Just getting the pipeline approved was no small feat in itself: before cabinet signed off, there were years of hearings before the National Energy Board, whose endorsement came with 157 conditions attached. But regulatory and cabinet approval are in today’s Canada only the start. There must first be an appeal of the NEB’s ruling, to be heard this fall in Federal Court, which is fair enough. But opponents of Trans Mountain have made clear they will be no more deterred by a court decision in its favour than they were by the opinions of either the regulator or the duly elected government of the land.

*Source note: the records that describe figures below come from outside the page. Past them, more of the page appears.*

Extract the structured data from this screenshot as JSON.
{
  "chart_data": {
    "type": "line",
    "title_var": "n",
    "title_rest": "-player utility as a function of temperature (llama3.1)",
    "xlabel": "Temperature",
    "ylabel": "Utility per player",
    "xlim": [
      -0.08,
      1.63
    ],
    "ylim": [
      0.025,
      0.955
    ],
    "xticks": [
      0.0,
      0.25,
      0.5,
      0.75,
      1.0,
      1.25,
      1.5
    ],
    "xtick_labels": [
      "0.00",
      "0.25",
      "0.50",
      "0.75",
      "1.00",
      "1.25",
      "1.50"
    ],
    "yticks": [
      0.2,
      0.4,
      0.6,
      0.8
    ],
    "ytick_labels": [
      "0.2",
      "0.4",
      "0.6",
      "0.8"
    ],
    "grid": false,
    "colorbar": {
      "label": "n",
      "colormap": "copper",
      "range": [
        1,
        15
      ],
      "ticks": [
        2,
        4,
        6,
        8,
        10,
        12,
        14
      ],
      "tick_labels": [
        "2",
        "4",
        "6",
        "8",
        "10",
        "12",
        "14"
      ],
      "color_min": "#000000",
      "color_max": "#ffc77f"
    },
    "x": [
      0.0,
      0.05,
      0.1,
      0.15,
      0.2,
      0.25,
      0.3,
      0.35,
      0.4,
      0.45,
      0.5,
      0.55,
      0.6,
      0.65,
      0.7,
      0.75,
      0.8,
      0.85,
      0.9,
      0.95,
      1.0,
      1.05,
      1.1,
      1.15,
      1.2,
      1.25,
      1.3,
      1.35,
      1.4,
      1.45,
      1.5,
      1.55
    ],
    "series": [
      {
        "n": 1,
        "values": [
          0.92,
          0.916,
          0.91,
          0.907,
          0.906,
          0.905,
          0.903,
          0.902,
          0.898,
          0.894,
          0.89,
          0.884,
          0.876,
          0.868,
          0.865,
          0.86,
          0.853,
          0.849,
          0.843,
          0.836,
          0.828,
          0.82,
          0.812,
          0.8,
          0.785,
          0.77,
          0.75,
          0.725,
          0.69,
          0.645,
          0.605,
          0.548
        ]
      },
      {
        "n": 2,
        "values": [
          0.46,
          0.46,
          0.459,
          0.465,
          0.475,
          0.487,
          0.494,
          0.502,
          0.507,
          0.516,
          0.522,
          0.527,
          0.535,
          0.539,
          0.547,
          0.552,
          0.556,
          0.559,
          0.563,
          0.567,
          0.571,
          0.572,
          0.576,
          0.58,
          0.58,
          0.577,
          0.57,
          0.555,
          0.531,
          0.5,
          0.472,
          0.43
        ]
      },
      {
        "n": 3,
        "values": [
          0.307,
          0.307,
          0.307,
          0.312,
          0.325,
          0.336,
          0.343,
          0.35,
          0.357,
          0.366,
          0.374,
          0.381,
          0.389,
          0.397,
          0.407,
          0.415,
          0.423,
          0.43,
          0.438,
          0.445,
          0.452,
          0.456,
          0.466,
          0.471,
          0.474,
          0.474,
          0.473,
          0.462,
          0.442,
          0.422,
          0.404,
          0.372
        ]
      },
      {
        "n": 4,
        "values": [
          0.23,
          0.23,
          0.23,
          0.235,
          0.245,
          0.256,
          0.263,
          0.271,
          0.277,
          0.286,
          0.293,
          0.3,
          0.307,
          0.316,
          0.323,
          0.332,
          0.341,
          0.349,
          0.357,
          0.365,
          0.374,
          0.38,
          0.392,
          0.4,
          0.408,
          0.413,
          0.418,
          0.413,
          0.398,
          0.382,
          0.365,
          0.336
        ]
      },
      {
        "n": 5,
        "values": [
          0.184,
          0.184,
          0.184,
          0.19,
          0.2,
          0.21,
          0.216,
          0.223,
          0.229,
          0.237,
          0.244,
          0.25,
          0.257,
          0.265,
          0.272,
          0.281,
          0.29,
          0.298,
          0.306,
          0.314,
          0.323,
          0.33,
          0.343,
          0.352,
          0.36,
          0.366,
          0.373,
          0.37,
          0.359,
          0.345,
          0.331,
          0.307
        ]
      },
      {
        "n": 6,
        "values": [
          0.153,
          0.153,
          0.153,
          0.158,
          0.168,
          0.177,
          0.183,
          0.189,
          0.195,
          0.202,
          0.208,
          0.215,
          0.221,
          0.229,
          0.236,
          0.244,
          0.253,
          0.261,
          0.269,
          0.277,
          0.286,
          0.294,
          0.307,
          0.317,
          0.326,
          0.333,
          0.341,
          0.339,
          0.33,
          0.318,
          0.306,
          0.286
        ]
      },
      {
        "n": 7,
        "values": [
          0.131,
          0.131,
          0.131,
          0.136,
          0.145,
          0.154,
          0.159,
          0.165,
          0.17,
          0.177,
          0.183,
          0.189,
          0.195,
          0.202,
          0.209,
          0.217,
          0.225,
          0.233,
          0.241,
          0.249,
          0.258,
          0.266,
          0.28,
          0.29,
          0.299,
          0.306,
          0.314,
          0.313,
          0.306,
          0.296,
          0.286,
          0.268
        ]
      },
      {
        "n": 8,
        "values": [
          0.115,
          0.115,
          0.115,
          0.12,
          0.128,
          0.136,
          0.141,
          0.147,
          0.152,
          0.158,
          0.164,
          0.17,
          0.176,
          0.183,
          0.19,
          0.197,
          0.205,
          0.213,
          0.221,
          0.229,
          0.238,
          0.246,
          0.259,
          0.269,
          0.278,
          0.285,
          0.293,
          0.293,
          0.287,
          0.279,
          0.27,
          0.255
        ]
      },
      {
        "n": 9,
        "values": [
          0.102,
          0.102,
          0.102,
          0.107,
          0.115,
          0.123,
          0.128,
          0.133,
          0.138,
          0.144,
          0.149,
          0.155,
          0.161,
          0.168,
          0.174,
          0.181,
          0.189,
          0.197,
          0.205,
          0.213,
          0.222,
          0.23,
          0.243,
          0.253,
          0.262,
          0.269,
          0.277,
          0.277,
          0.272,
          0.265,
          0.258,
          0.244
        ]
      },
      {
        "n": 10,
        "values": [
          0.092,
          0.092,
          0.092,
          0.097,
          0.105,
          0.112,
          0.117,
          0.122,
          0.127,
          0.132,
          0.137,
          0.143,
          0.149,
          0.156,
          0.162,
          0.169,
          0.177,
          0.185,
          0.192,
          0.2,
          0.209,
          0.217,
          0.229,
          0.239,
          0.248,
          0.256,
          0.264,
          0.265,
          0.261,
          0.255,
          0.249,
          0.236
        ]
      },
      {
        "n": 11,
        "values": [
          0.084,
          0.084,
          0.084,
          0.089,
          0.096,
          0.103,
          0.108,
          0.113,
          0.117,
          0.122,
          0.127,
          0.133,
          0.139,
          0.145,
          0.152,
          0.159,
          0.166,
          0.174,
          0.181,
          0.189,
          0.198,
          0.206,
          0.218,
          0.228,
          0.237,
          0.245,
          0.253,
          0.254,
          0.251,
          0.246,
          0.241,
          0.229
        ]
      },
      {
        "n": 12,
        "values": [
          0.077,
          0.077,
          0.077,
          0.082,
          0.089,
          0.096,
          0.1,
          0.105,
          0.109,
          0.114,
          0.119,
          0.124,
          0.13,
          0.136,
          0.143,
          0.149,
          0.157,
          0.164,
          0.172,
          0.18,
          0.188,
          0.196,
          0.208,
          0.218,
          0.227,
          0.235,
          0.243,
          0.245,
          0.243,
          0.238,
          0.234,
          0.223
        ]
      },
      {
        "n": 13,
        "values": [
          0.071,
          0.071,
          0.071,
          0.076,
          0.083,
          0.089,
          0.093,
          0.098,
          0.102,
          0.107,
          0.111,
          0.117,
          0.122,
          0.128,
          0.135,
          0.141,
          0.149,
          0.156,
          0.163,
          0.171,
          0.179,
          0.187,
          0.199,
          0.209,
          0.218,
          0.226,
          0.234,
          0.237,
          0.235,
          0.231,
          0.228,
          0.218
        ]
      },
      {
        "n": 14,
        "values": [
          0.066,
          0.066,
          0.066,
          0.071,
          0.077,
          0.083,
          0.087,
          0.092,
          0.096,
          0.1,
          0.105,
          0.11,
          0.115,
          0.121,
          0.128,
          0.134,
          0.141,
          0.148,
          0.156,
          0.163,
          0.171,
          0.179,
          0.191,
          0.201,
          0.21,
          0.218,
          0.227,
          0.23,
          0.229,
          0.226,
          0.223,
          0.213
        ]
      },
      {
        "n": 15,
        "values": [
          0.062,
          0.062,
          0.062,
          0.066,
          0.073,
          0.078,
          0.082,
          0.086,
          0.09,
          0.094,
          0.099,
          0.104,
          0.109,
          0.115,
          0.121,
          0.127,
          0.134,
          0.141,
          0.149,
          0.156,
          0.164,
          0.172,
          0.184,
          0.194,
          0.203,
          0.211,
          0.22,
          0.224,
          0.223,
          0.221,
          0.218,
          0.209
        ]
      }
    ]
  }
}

Until now, that had presented lawful authority with the challenge of ensuring construction can proceed in the face of widely advertised attempts by opponents to stop it by physical force. Now the pipeline may also have to overcome the opposition of the provincial government.
To be perfectly clear, the province’s approval is not legally required: pipelines are unambiguously federal jurisdiction. Still, there are plenty of ways a determined provincial government could make trouble, for example by denying permits for supporting infrastructure like roads.
So the first faint rumblings are being heard in Ottawa of an unfamiliar sound: the federal declaratory power being wheeled out of the garage. Under Sect. 92 (10 c) of the Constitution, Parliament has the power to declare any “work” to be “for the general Advantage of Canada,” acquiring in the process whatever legislative authority it needs to get it built — and overriding the provinces’.